Yearning for my Lost Lighting
When built in 1894, the Cross House had lighting fixtures which were a combination of gas and electric.
None remain. Much to my vexation. Nor do I have tantalizing interior archival images to offer an idea of what was. More vexation!
I assume the fixtures were removed when the house was turned into the Palace Motel in 1950, as a way of making the old house seem modern. On the bright side, this is all that was removed during this likely update. All the mantles (and overmantels) remain, as do the doors, windows, and 40 stained-glass windows. Whew!
Finding great 1890s gas/electric fixtures is daunting, and finding them at something even vaguely resembling affordability is near-impossible.
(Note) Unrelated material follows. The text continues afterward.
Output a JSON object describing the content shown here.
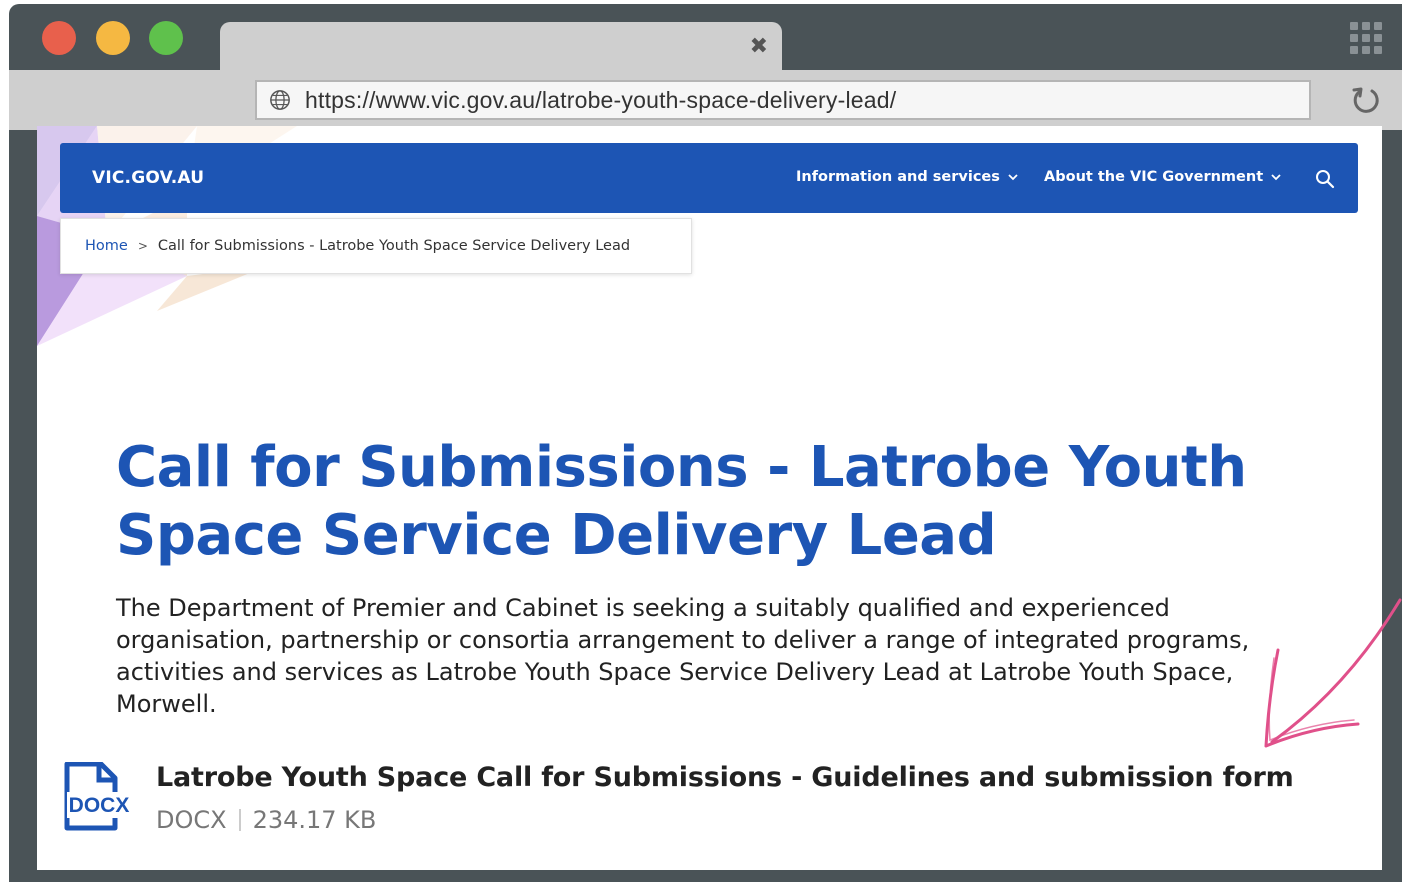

I imagine that at some point many many many years down the road I will stumble across a dazzling specimen in an old garage for $50. Or rather, I pray for such a discovery.
Thus, you can imagine my intense jealousy when Matt came across a knock-out for his 1889 house:
Shortly after going live with this post, Matt let me know the following:
“I first thought the lower gas arms would have had gas shades and fitters too, but it turns out they never had shades. The arms are too close together for shades and doing research this chandelier would have originally had glass bobeches and sleeves.”
So, wow. His chandelier never did have glass shades over the gas jets. Cool. Cool!
While I restore vintage lighting for a living, I specialize in post-1920 lighting. Victorian-era lighting is an entirely different species.
But it is fun learning a new language.